Pourquoi un sacre des lions de l’Atlas dans une compétition internationale comme la Coupe du monde provoque-t-il un tel sentiment de grande joie chez des supporters qui, pourtant, ne voient pas leur vie changer si le Maroc gagne ou perd? C’est parce que, tout bonnement, le football est l’«opium du peuple», cette passion qui dévore des supporters hantés par le foot mais pas seulement !

Peu de manifestations d’envergure internationale sont susceptibles de rassembler une telle masse de personnes dans une ferveur générale. La Coupe du monde n’a pas d’égal. C’est un événement mondial où les regards de l’humanité entière sont braqués en même temps sur l’équipe nationale qui représente le drapeau et la nation. C’est l’identification aux couleurs nationales.

La volonté de s’identifier à la nation n’a jamais fléchi. Si dans le domaine politique, par exemple, l’enthousiasme peut gagner une partie de la population seulement, dès qu’il s’agit de sport en général et de foot en particulier, l’union nationale n’est jamais aussi bien affichée et revendiquée. Quand on participe ou gagne une grosse compétition de foot, on sait que le reste du monde va en entendre parler. Ce phénomène de liesse générale est lié, en partie aussi, à la popularité du foot, l’un des rares sports à être à la fois très pratiqué et très médiatisé. De quoi expliquer, aussi, que dans une Coupe du monde, ceux qui sont fâchés avec le foot finissent par se laisser tenter par le plaisir et le désir d’appartenance au pays, tout aussi bien que les autres, passionnés.

Une passion dévorante
C’est dire que l’opium des peuples, le foot, déçoit et irrite comme il peut rendre heureux.
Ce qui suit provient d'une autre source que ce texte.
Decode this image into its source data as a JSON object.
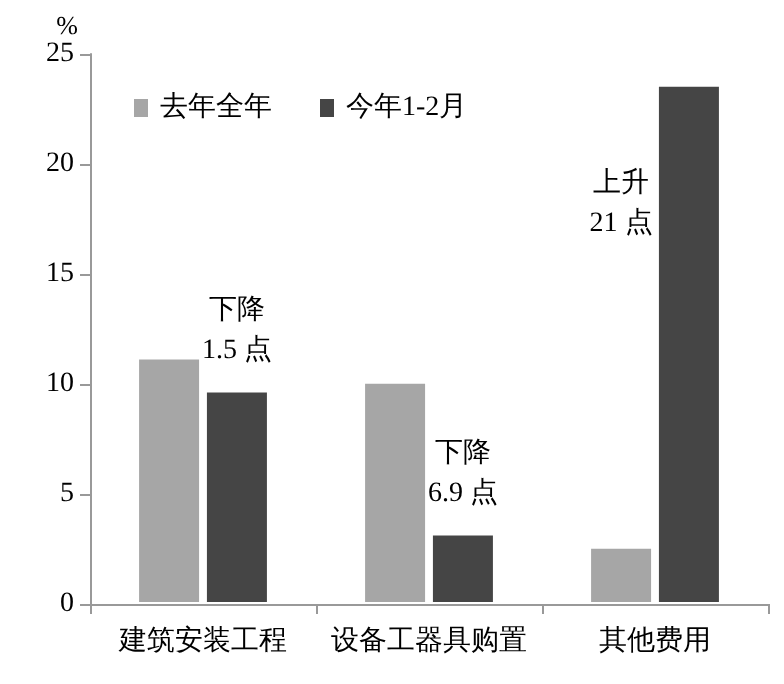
{
  "chart_data": {
    "type": "bar",
    "ylabel": "%",
    "categories": [
      "建筑安装工程",
      "设备工器具购置",
      "其他费用"
    ],
    "series": [
      {
        "name": "去年全年",
        "color": "#a6a6a6",
        "values": [
          11.2,
          10.1,
          2.6
        ]
      },
      {
        "name": "今年1-2月",
        "color": "#454545",
        "values": [
          9.7,
          3.2,
          23.6
        ]
      }
    ],
    "ylim": [
      0,
      25
    ],
    "yticks": [
      0,
      5,
      10,
      15,
      20,
      25
    ],
    "grid": false,
    "legend": "top left",
    "annotations": [
      "下降\n1.5 点",
      "下降\n6.9 点",
      "上升\n21 点"
    ]
  }
}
Il suffit d’une fois pour que les échecs en série, depuis des années, notamment lors des championnats d’Afrique, soient effacés de la mémoire des Marocains.

Ce qui compte, c’est la victoire. Ni plus ni moins. Cette soif de vaincre est, également, justifiée par le besoin d’oublier, ne serait-ce que momentanément, la crise sanitaire inhérente à la pandémie du Covid, la crise économique avec ses incidences incarnées par des pertes d’emploi et la guerre menée par la Russie en Ukraine qui a eu des répercussions fâcheuses sur l’économie nationale et le pouvoir d’achat des citoyens marocains.

Vivre sous pression ne peut durer longtemps. Vivre les affres d’une crise économique et d’une hausse vertigineuse et généralisée des prix due à une pénurie d’approvisionnement à l’échelle mondiale des matières premières et des hydrocarbures et induite par la guerre en cours en Ukraine, ne peut se faire oublier que par une cure de joie que seul le football et une qualification à la Coupe du monde est à même de procurer.

Il ne faut pas trop chercher à comprendre, c’est l’effet magique du ballon rond. C’est dire aussi le poids politique, social et symbolique de ce sport populaire. Un poids qui a incité depuis longtemps les acteurs du champ politique et sécuritaire à comprendre l’intérêt qu’ils avaient à prendre en compte ces enjeux dans la mobilisation générale et la gouvernance.